A possible free radical mechanism in metal allergy was investigated in peripheral blood mononuclear cell (PBMC) cultures from 6 subjects, contact allergic to Ni2+ and Co2+, and 6 control individuals. Ni2+ and Co(2+)-mediated free radical generation was studied with electron spin resonance spectroscopy. The immune response was characterized by cellular [methyl-3H]thymidine uptake and interferon-gamma (IFN-gamma) production Ni2+ and Co2+ (10-50 microM) significantly increased lymphocyte proliferation and IFN-gamma production in PBMC cultures from contact allergic subjects in comparison with cultures from controls. Inhibition of Co(2+)-mediated free radical generation by ascorbic acid did not influence cellular [methyl-3H]thymidine uptake and IFN production. Detectable amounts of free radicals were not obtained with Ni2+. We therefore conclude that it is unlikely that free radicals are involved in contact allergy to Ni2+ and Co2+.

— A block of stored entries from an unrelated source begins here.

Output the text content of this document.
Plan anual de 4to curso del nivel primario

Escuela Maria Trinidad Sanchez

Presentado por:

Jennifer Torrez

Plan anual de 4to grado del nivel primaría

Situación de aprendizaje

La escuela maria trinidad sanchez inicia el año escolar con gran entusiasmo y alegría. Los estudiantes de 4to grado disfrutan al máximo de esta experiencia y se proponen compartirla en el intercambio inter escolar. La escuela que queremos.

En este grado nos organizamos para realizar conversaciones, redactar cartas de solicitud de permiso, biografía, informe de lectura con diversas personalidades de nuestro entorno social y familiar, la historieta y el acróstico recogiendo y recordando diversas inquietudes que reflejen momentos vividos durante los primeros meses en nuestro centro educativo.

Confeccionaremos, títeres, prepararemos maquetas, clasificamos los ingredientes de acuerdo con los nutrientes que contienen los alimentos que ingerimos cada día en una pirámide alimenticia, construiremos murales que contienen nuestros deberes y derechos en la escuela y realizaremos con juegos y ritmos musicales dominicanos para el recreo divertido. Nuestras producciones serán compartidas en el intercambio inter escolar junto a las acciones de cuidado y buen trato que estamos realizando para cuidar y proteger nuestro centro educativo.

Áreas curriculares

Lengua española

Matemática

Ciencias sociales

对6名对Ni2+和Co2+接触过敏的受试者以及6名对照个体的外周血单核细胞(PBMC)培养物中金属过敏可能的自由基机制进行了研究。采用电子自旋共振光谱法研究了Ni2+和Co(2+)介导的自由基生成。通过细胞[甲基-3H]胸腺嘧啶核苷摄取和干扰素-γ(IFN-γ)产生来表征免疫反应。与对照培养物相比,Ni2+和Co2+(10-50 microM)显著增加了接触过敏受试者PBMC培养物中的淋巴细胞增殖和IFN-γ产生。抗坏血酸对Co(2+)介导的自由基生成的抑制作用不影响细胞[甲基-3H]胸腺嘧啶核苷摄取和IFN产生。用Ni2+未获得可检测量的自由基。因此,我们得出结论,自由基不太可能参与对Ni2+和Co2+的接触过敏。